Die u in de woestijn spijsde met Man, dat uw vaderen niet gekend hadden; om u te verootmoedigen, en om u te verzoeken, opdat Hij u ten laatste weldeed;
17 And lest thou say in thy heart, My power and the might of my hand has gotten me this wealth.
En gij in uw hart zegt: Mijn kracht, en de sterkte mijner hand heeft mij dit vermogen verkregen.
18 But thou shall remember Jehovah thy God, for it is he who gives thee power to get wealth, that he may establish his covenant which he swore to thy fathers, as at this day.
Maar gij zult gedenken den HEERE, uw God, dat Hij het is, die u kracht geeft om vermogen te verkrijgen; opdat Hij Zijn verbond bevestige, dat Hij aan uw vaderen gezworen heeft, gelijk het te dezen dage is.

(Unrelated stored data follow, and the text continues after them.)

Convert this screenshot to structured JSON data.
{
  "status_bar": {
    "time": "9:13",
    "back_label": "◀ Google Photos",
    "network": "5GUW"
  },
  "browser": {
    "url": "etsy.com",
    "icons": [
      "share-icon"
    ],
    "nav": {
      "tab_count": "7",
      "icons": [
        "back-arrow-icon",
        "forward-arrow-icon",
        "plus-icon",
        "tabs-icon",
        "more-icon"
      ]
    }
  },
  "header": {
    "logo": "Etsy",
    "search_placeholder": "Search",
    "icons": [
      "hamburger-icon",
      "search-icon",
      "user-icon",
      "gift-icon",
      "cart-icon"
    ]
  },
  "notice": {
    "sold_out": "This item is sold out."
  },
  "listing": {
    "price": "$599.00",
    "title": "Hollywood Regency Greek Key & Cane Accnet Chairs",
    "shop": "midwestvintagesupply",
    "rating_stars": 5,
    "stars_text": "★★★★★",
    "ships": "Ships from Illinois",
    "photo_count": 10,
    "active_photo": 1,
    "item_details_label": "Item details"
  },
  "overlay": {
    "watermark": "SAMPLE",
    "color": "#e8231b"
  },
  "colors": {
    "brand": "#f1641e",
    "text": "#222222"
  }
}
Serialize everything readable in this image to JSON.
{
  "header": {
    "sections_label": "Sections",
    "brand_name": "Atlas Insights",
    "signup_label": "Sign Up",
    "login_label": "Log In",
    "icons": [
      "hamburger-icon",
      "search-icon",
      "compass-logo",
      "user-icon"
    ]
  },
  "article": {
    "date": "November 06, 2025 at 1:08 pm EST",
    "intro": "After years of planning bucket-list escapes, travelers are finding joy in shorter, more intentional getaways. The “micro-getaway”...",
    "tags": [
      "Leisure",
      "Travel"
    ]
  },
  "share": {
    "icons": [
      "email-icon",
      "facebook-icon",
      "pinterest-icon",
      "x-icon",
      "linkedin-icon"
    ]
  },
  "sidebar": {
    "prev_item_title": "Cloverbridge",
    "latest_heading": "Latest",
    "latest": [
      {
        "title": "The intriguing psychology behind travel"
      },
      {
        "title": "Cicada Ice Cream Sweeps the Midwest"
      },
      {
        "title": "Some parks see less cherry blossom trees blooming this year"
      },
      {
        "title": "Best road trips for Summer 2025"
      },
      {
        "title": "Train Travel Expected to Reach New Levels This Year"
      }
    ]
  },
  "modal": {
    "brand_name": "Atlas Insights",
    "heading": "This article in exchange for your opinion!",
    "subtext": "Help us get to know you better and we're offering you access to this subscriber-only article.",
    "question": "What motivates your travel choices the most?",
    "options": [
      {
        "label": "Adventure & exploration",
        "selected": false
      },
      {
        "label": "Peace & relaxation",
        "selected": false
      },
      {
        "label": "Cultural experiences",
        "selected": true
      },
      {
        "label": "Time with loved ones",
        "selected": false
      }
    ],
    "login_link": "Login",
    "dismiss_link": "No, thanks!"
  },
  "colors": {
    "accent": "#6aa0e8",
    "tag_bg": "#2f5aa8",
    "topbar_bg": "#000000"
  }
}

19 And it shall be, if thou shall forget Jehovah thy God, and walk after other gods, and serve them, and worship them, I testify against you this day that ye shall surely perish.
Maar indien het geschiedt, dat gij den HEERE, uw God, ganselijk vergeet, en andere goden navolgt, en hen dient, en u voor dezelve buigt, zo betuig ik heden tegen u, dat gij voorzeker zult vergaan.
20 As the nations that Jehovah makes to perish before you, so shall ye perish, because ye would not hearken to the voice of Jehovah your God.
Gelijk de heidenen, die de HEERE voor uw aangezicht verdaan heeft, alzo zult gij vergaan, omdat gij de stem des HEEREN, uws Gods, niet gehoorzaam zult geweest zijn.